For a complete schedule of events for this residency, watch the Writers@Work website and Events@Fredonia.
Writers @ Work is an alumni writers-in-residence series featuring both well-established and emerging writers, editors and publishers in a range of professional and creative genres. The series seeks to connect Fredonia’s alumni, students, faculty and community members while bringing attention to the diverse ways writing and the humanities make a difference in the world.
The series is sponsored by the Carnahan Jackson Fund for the Humanities of the Fredonia College Foundation, the Faculty Student Association and the Fredonia Alumni Association.

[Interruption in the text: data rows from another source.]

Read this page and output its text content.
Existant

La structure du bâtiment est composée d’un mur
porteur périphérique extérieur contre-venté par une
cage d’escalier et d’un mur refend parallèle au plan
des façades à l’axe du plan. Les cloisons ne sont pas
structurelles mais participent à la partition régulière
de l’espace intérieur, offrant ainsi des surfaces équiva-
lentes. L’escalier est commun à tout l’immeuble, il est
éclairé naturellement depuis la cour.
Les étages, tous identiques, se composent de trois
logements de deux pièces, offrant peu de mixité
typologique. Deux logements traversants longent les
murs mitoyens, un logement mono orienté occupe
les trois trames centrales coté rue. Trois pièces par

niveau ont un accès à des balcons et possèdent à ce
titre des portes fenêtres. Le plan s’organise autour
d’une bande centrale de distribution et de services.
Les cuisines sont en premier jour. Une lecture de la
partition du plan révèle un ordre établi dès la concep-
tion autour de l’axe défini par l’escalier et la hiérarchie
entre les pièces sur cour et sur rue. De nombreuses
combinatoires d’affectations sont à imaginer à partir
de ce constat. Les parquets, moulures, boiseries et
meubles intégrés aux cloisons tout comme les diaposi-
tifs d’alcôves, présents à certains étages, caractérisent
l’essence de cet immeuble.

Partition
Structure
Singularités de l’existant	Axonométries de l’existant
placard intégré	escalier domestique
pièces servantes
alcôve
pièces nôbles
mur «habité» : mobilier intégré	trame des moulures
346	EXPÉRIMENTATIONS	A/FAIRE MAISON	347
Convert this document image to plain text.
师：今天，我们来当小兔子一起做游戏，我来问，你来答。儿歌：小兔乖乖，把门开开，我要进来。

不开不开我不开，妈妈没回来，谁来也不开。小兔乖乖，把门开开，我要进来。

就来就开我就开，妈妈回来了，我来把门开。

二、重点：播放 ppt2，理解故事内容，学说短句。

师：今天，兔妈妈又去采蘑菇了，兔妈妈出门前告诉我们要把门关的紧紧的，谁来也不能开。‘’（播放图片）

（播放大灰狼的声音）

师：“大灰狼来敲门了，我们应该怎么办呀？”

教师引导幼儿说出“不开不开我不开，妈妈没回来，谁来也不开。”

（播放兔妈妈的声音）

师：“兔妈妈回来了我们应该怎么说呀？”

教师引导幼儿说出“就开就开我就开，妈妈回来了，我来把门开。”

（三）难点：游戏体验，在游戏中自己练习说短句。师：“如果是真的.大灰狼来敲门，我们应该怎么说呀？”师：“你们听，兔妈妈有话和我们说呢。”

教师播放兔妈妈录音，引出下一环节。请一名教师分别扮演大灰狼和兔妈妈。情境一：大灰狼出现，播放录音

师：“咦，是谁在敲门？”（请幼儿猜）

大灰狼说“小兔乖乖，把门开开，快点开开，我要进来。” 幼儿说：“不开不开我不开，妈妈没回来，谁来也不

The residency is additionally supported with funds from Fredonia Convocation and the Mary Louise White Fund of the Fredonia College Foundation, with partnerships with Criminal Justice Club, English, Fredonia Mock Trial, History, Honors Program, Native American SUNY: Western Consortium, Psychology, Sigma Tau Delta, Sociocultural and Justice Sciences and University Police.
The series is organized by the following offices: Admissions, Alumni Affairs, Career Development Office, Fredonia College Foundation and the Fredonia Honors Program, as well as representatives from the departments of Communication, English and History and the Music Industry program.